Philippine Outsourcing Industry Attrition Rate Drops to 50%

Attrition rate in the Philippine business process outsourcing (BPO) industry dramatically improved as it dropped to an average of 50 percent from 70 percent, because of factors like salary, training, government intervention and continuous education. The improvement may also be due to the new career paths in BPO for young people. 

Continuous education is required to upgrade skills and build capabilities in an industry that considers people its biggest asset and challenge, according to Contact Center Association of the Philippines (CCAP) president Benedict Hernandez. The BPO sector has expanded from its traditional data entry, directory assistance and call center service offerings to middle and higher value services such as analytics and infrastructure technology. 

Rommel Reginio of SPI Global Holdings, Inc. explained that voice segment of BPO was very generic back in the late 1990s when outsourcing was new, but voice services have expanded to include email, chatsocial media, multi-channel and omni-channel support. The BPO workforce has also evolved and become more focused on improving customer loyalty and retention and increasing revenues through data analytics and infrastructure technology-embedded work. 
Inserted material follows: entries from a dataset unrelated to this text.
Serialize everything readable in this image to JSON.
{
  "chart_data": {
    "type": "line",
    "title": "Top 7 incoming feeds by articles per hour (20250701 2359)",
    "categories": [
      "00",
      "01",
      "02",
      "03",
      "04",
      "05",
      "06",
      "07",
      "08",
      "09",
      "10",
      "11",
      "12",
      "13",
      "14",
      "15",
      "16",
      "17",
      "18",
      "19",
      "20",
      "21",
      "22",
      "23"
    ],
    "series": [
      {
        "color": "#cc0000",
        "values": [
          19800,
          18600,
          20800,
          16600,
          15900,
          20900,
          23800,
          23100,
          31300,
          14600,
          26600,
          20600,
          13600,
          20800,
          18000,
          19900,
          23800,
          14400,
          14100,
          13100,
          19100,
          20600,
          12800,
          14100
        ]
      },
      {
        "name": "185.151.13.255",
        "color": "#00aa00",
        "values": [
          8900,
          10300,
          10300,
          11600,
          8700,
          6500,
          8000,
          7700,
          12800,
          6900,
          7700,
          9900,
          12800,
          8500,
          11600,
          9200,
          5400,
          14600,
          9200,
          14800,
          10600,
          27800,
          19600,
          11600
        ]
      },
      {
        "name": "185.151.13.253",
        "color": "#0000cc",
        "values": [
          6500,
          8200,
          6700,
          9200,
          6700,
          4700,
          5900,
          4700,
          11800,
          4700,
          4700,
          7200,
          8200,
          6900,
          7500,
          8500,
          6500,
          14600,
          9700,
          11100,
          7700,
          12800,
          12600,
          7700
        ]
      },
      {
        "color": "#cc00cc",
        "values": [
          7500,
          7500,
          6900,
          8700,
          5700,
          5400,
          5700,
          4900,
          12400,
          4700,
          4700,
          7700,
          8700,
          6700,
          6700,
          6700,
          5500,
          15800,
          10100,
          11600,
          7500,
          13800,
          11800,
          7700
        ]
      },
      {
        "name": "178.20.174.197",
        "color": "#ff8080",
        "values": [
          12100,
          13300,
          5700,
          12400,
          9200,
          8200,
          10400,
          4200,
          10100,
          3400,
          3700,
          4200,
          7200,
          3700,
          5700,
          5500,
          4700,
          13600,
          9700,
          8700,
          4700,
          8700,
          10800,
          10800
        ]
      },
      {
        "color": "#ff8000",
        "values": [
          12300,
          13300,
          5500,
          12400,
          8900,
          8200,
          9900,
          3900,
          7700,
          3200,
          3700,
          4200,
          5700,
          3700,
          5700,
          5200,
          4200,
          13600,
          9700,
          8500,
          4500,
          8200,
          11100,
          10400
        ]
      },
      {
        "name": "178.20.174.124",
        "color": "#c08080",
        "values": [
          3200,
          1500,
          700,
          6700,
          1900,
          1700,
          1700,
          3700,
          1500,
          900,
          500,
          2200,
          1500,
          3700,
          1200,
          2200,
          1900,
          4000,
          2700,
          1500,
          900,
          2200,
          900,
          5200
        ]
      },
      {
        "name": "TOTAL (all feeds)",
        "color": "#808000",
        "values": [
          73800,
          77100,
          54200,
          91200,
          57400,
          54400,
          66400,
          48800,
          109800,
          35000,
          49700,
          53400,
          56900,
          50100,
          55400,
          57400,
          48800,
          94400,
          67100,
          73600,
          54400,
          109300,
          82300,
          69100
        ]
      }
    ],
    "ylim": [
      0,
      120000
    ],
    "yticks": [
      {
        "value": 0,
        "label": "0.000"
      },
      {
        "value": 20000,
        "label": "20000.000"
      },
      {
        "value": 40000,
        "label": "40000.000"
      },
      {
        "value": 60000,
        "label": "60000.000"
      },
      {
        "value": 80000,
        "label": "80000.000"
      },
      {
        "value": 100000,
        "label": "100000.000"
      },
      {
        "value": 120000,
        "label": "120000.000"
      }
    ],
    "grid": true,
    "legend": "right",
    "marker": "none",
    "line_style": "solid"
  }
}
The new IT-BPM Roadmap 2022 by Frost & Sullivan is expected to focus on the human resource issue. To be released in October this year, the roadmap predicts that low-skilled voice tasks will shrink by 28 percent, while mid-skilled tasks will grow by 7 percent. Meanwhile, high-skilled tasks have the highest growth rate (48 percent), representing big opportunities in complex services.

The new roadmap considers the fact that only 16.6 percent ($166 billion) of the $1-trillion sourceable work in the world have been outsourced, with outsourcing service providers in the Philippines accounting for $22 billion of the global outsourcing pie. The Philippine BPO industry targets $25 billion in revenues and 1.3 million jobs this year.